William’s brother Charles enlisted in Winnipeg with the 223rd Battalion in early March of 1917. A medical condition saw him transferred to the Manitoba Regimental Depot once in England where he was employed as a barber before returning to Canada with his war bride in March of 1918 where he was discharged from service as medically unfit. With the onset of conscription, his brother Frank signed his recruitment papers in Regina on 30 August 1918, assigned medical category D. He was hospitalized in Regina for most of his service (vdg 67 days and influenza 8 days), and was discharged from service on 7 December 1918.
After the war William stayed in Winnipeg where he worked as a switchman with the Canadian National Railway. On 3 January 1931, in Winnipeg, he married Evelyn (Eva) Fifer Kreger. Born on 12 April 1905 in Glasgow, Scotland, Eva was the daughter of George Adolph Kreger, a master hairdresser/barber, and Annie Douglas Dorman. Along with her parents, she had immigrated to Canada in 1907, arriving in Halifax on the 17th of April aboard the Numidian on their way to Winnipeg. She had later been schooled in Scotland, returning to Winnipeg in 1918.
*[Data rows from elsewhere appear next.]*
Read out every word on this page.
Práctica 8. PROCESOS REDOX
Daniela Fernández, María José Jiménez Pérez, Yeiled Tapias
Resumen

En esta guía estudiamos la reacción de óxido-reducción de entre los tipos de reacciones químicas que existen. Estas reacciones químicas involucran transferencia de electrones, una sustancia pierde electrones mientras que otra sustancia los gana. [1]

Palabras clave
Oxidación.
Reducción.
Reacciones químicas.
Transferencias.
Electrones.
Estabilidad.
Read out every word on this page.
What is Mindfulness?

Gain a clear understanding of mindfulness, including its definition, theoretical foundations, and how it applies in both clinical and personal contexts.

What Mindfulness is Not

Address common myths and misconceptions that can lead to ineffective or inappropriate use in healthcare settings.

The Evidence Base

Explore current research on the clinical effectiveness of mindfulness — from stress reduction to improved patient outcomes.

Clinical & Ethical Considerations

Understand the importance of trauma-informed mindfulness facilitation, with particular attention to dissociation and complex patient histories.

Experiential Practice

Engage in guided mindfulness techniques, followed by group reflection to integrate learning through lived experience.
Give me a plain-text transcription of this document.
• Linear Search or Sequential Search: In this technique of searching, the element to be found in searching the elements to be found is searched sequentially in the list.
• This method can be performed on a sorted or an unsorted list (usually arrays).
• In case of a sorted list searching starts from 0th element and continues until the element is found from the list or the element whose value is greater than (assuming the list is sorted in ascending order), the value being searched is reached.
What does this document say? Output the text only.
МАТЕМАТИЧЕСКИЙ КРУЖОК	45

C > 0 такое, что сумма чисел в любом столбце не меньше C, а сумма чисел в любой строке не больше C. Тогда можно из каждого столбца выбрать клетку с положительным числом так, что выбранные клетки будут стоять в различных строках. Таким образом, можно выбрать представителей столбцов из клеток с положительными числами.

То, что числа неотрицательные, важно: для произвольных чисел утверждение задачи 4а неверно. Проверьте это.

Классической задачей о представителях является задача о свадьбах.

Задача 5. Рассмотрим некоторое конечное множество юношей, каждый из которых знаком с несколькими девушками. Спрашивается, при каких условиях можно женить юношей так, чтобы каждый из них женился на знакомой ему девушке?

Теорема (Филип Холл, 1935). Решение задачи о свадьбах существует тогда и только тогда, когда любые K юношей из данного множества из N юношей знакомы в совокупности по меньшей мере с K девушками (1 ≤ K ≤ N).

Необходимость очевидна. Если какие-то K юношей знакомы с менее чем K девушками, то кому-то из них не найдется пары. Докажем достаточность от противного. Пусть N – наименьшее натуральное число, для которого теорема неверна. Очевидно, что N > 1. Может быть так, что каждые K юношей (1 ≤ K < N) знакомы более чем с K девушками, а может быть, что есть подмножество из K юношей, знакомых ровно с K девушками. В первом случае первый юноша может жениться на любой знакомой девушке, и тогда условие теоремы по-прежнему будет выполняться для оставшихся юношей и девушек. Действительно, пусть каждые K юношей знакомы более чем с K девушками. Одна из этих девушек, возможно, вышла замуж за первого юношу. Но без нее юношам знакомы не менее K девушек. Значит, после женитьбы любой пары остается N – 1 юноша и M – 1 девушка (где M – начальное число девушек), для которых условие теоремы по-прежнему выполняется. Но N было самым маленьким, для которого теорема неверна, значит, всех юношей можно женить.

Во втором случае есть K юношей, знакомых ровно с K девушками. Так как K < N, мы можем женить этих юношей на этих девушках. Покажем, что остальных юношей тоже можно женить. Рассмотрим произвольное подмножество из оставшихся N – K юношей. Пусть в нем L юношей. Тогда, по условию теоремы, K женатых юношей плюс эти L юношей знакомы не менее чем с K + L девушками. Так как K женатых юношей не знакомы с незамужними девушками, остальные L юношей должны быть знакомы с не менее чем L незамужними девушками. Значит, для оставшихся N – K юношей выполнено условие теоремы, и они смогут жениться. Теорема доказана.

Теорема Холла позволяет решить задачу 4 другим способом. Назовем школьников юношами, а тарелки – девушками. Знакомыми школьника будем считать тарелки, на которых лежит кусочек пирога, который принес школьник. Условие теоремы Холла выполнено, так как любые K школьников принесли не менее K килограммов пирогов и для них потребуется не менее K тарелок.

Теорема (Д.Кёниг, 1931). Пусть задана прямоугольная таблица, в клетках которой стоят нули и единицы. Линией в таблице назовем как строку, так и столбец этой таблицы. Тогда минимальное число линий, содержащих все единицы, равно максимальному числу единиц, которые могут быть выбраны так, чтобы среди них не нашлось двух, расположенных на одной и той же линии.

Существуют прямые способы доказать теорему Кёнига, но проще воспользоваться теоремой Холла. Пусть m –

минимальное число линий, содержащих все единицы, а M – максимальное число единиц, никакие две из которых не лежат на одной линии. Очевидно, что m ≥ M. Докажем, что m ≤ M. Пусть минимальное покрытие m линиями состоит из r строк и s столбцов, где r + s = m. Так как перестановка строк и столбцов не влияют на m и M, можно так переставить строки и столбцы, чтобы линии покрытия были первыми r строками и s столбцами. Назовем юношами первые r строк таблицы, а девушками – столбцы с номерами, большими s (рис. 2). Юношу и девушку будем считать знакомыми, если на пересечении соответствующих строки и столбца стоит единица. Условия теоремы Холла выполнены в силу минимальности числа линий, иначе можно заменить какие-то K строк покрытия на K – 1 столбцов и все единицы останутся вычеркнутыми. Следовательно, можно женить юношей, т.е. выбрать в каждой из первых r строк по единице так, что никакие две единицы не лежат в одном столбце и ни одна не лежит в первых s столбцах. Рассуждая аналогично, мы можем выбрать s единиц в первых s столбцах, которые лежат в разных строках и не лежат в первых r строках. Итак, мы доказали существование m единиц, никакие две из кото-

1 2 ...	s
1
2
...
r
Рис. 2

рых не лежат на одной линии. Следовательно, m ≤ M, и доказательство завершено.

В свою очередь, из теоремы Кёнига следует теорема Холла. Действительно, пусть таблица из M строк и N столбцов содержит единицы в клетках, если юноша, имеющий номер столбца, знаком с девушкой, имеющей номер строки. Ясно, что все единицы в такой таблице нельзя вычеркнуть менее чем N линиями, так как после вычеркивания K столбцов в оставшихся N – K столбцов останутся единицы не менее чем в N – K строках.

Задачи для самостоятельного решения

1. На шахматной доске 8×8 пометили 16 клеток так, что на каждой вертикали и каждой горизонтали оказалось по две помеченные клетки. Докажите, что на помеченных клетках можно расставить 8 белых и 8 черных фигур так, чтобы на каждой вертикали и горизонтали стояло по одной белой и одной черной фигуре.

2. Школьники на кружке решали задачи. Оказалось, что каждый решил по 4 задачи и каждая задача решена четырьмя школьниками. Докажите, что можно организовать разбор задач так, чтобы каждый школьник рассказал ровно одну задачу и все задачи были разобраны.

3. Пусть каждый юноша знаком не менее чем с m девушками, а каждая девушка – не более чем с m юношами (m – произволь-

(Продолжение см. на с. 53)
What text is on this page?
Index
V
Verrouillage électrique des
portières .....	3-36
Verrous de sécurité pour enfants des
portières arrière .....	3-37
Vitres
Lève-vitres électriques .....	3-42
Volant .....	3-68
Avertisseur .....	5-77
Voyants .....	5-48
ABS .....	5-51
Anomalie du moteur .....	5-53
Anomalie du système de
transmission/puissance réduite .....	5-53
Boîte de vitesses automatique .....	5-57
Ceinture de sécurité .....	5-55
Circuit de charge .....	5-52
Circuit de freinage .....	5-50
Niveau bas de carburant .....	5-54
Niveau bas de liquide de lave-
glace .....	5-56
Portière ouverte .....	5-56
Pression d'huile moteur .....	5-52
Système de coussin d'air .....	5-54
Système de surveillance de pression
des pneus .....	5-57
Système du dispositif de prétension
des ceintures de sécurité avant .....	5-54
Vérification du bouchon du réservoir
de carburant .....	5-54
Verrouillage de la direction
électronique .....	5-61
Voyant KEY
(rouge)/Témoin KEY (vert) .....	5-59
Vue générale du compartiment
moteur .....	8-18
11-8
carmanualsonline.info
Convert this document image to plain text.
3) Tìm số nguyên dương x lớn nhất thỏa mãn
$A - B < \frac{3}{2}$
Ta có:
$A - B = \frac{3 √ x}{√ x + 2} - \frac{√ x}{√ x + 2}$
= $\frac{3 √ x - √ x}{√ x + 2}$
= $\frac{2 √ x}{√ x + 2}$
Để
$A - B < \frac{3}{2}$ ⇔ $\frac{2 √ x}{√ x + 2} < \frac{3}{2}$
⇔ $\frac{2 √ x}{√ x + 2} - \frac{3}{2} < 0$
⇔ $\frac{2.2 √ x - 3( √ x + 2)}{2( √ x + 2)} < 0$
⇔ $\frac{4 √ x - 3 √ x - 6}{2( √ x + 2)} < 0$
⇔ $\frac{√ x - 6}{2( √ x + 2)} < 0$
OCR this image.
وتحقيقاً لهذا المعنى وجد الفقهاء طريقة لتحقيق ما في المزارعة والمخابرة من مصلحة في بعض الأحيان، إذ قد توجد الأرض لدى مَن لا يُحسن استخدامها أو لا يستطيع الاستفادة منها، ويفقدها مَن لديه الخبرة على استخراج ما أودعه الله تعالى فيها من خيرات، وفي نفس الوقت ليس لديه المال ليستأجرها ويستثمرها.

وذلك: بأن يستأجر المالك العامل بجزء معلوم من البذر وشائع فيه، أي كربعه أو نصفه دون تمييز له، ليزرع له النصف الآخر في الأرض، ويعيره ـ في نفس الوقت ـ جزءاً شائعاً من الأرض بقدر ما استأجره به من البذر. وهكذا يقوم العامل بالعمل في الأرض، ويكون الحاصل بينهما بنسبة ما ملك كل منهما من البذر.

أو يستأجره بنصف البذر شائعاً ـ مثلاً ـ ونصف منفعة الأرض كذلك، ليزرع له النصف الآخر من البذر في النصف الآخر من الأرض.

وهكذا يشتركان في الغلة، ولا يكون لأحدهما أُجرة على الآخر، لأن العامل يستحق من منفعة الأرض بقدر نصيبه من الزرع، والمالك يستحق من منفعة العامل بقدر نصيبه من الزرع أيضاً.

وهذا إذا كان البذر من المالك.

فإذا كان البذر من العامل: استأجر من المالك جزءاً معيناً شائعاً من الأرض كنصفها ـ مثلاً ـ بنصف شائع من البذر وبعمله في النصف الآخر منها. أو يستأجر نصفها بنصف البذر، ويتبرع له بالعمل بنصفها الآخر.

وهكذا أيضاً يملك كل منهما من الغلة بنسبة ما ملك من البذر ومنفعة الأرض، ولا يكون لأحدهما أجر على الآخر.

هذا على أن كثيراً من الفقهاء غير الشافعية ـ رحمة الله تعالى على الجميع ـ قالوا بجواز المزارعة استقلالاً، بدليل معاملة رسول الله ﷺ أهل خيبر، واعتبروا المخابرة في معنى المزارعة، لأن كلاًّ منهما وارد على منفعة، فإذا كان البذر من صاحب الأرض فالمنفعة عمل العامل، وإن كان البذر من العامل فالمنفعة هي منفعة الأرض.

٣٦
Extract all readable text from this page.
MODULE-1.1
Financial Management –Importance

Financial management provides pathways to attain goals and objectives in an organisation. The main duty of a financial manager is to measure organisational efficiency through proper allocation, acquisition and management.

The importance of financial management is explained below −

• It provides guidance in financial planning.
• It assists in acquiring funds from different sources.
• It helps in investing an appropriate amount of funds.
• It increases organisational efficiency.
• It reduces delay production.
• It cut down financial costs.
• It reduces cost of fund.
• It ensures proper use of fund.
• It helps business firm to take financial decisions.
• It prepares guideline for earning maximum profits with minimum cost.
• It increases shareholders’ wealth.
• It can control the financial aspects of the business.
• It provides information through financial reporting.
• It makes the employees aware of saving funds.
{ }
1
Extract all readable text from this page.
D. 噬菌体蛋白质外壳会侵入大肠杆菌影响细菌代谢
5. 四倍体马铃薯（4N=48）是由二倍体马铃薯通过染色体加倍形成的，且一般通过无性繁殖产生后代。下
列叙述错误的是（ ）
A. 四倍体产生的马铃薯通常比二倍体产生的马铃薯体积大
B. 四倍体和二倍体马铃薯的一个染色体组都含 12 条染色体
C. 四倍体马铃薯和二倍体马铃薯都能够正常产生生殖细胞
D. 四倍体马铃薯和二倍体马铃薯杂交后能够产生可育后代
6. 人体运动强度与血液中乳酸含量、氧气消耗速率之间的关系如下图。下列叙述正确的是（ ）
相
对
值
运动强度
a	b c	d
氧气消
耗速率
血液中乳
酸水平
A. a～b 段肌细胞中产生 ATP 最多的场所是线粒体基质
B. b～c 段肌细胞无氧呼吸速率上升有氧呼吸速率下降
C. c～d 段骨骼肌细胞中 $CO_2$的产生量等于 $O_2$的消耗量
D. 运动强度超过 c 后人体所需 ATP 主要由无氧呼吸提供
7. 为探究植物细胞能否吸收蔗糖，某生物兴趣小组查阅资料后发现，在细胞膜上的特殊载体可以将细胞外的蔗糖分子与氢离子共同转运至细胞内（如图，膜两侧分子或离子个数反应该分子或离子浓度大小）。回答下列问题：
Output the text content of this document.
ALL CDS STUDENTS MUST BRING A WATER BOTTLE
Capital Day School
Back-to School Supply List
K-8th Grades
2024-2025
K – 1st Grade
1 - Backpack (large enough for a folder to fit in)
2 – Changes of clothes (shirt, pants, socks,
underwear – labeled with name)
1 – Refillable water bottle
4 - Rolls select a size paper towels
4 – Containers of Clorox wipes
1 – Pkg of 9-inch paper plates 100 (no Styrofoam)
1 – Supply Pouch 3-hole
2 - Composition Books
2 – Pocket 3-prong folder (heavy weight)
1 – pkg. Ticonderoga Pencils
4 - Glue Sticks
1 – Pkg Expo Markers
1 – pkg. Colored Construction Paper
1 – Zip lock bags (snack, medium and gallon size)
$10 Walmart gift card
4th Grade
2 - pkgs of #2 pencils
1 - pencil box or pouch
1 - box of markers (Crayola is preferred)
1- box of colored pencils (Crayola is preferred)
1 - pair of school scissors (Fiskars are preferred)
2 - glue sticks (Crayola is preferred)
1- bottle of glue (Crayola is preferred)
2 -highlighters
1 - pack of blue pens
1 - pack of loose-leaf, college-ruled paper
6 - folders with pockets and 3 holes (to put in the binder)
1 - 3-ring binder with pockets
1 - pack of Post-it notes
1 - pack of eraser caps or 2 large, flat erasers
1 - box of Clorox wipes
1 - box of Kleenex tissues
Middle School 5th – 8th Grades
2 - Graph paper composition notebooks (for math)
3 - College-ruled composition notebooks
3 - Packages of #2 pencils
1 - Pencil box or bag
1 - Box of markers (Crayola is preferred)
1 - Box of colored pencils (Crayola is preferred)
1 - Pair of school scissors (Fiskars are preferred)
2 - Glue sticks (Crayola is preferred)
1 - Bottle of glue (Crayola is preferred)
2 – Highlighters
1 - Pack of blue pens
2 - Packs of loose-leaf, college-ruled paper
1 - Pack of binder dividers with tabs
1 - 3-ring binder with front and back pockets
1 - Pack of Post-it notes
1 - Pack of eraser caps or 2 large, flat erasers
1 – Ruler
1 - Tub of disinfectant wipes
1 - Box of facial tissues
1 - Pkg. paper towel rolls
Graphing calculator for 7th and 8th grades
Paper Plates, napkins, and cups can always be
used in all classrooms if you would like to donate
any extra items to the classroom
William and Evelyn gave birth to one child, daughter Mary Ann. He was a member of the Brotherhood of Railway Trainmen and, along with his brother Charles, the Fort Rouge Branch of the Canadian Legion.
William died on 7 December 1950 in the Victoria Hospital in Winnipeg as the result of a fall down his basement stairs. His Veteran Death card mistakenly gave the date as the 6th. He was predeceased by his father (before 1917 according to his brother Charles’ service record) and his mother Mary Elizabeth in 1934 in Winnipeg. He was survived by his wife Eva and daughter Mary Ann (Winnipeg), brothers Charles (Winnipeg), Frank (Montreal), and Cummings (Oregon) and sister Mary Adell Neil (Winnipeg). His brother Frank later died in 1955 in Montreal, Cummings in 1967 in Riverside, California, and sister Mary Adellin 1968 in Winnipeg. William’s wife Eva died on 21 November 1980 in Grace Hospital in Winnipeg. She was survived by her daughter Mary Ann Polle of Edmonton and two granddaughters. William is interred in St Mary’s Cemetery while Eva is in Thompson in the Park Cemetery (formerly Garry Memorial Park), both in Winnipeg.